Police in Sweden have also received permit requests to burn the Torah and the Bible, including a request in July by Ahmad Alush to burn both the Torah and the Bible outside the Israeli Embassy in Stockholm in protest to the Qur’an burnings. Alush later said he would not burn the texts: “It is against the Qur’an to burn, and I will not burn. No one should do that… this is a response to the people who burn the Qur’an. I want to show that freedom of expression has limits that must be taken into account.” His request was certainly impactful; his demand was met with significant anger, while requests to burn the Qur’an were not met in the same way, indicating a bias around which texts are allowed to be burned.

Sweden is not the only country experiencing a rise in sacred-text burnings; in January, far-right and anti-Islam Danish politician Rasmus Paludan burned a copy of the Qur’an outside the Turkish Embassy, amidst other protests in the area. On July 31st alone, there were seven Qur’an burnings planned across Denmark.

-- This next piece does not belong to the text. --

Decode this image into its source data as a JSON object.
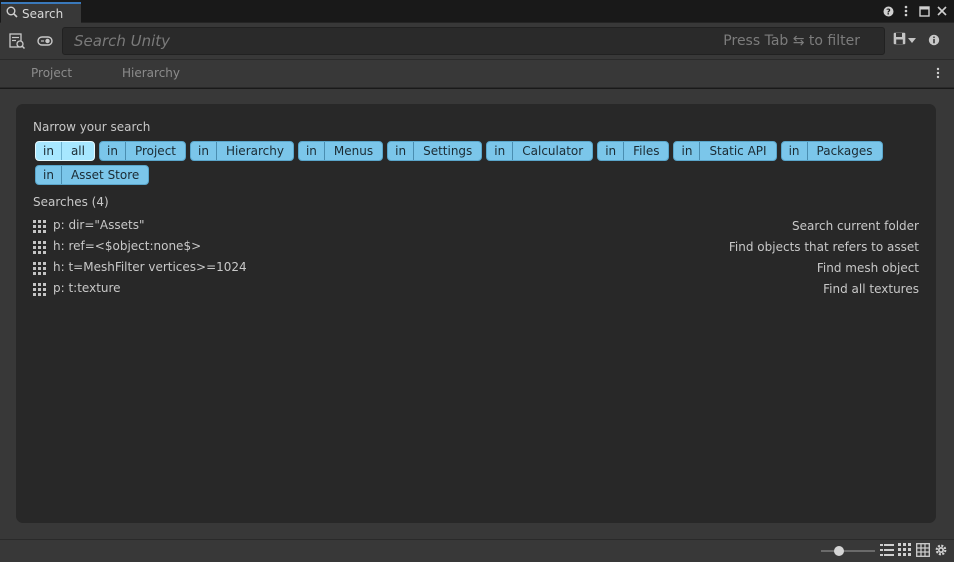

It is currently unclear how the Swedish government plans to move forward, and they have been accused of continuously blaming individuals, rather than government policy, for the turmoil. National and international organisations have attempted to intervene but have found little success; The Islamic Federation in Sweden’s head has complained that attempts to hold dialogue with the government have been ignored. Similarly, the 57-member Organisation for Islamic Co-operation has presented a 35-point action plan to the Secretary General of the UN to seek resolve for the unrest, but action is yet to be taken. It seems unlikely that their freedom of speech laws will change any time soon, as the Swedish government has contacted officials in Iran, Iraq, Algeria, Turkey, and Lebanon in an attempt to explain their freedom of expression laws and settle the growing tension. The Turkish government has cited concerns around the burnings to block Swedish accession to NATO.